An improvement in new weekly mortgage activity was mostly fueled by a solid increase in purchase financing. Adjustable-rate business soared more than any other category.
An indication of upcoming loan originations, the U.S. Mortgage Market Index from OpenClose and Mortgage Daily, was 147 in the week that ended on March 3.
The index, which is based on average rate locks per user by clients of OpenClose, climbed 13 percent from the prior week, which included the Presidents Day holiday.
No seasonal adjustments are applied to the MMI.
Compared to the same week last year, however, new business was down 14 percent.

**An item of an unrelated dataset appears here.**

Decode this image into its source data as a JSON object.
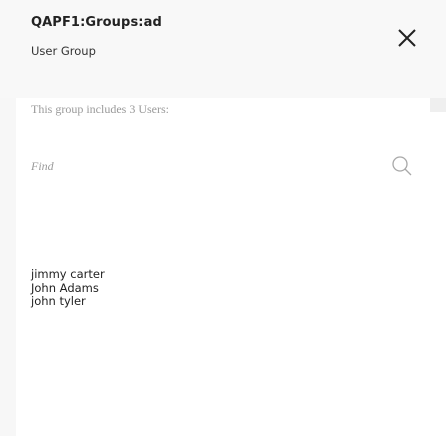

Leading the week-over-week gain were rate locks for adjustable-rate mortgages, which soared by more than half from the week ended Feb. 24. ARM business has improved 35 percent from a year ago. ARM share was much wider at 10.4 percent than 7.8 percent in the last report and 6.6 percent this week in 2016.
A 24 percent ascension from a week earlier was recorded for jumbo rate locks, while the category was off a percent from the week ended March 4, 2016. Jumbo share thickened to 7.6 percent from 6.9 percent and was also fatter than 6.6 percent one year ago.
Rates on jumbo mortgages were a basis point lower than conforming rates. The jumbo-conforming spread thinned from a negative 10 BPS a week earlier and a negative 8 BPS a year earlier.
The Purchase MMI climbed nearly 18 percent from the previous report to 101 but slipped 8 percent from the upwardly revised level 12 months prior.
A less than 18 percent rise was recorded for the Conventional MMI, which landed at 95 in the latest report.
At 53, the Government MMI was up 6 percent from a week prior. Government share was trimmed to 35.7 percent from 38.1 percent one week earlier. This week’s share was made up of a 25.9 percent FHA share and a 9.8 percent VA share.
The weakest index was the Refinance MMI, which inched up 4 percent on a week-over-week basis and tumbled 24 percent from the downwardly revised level one year ago. Refinance share was cut to 31.7 percent from 34.4 percent and also thinned from a downwardly revised 35.9 percent twelve months earlier. The latest share consisted of a 17.8 percent rate-term share and a 13.9 percent cashout share.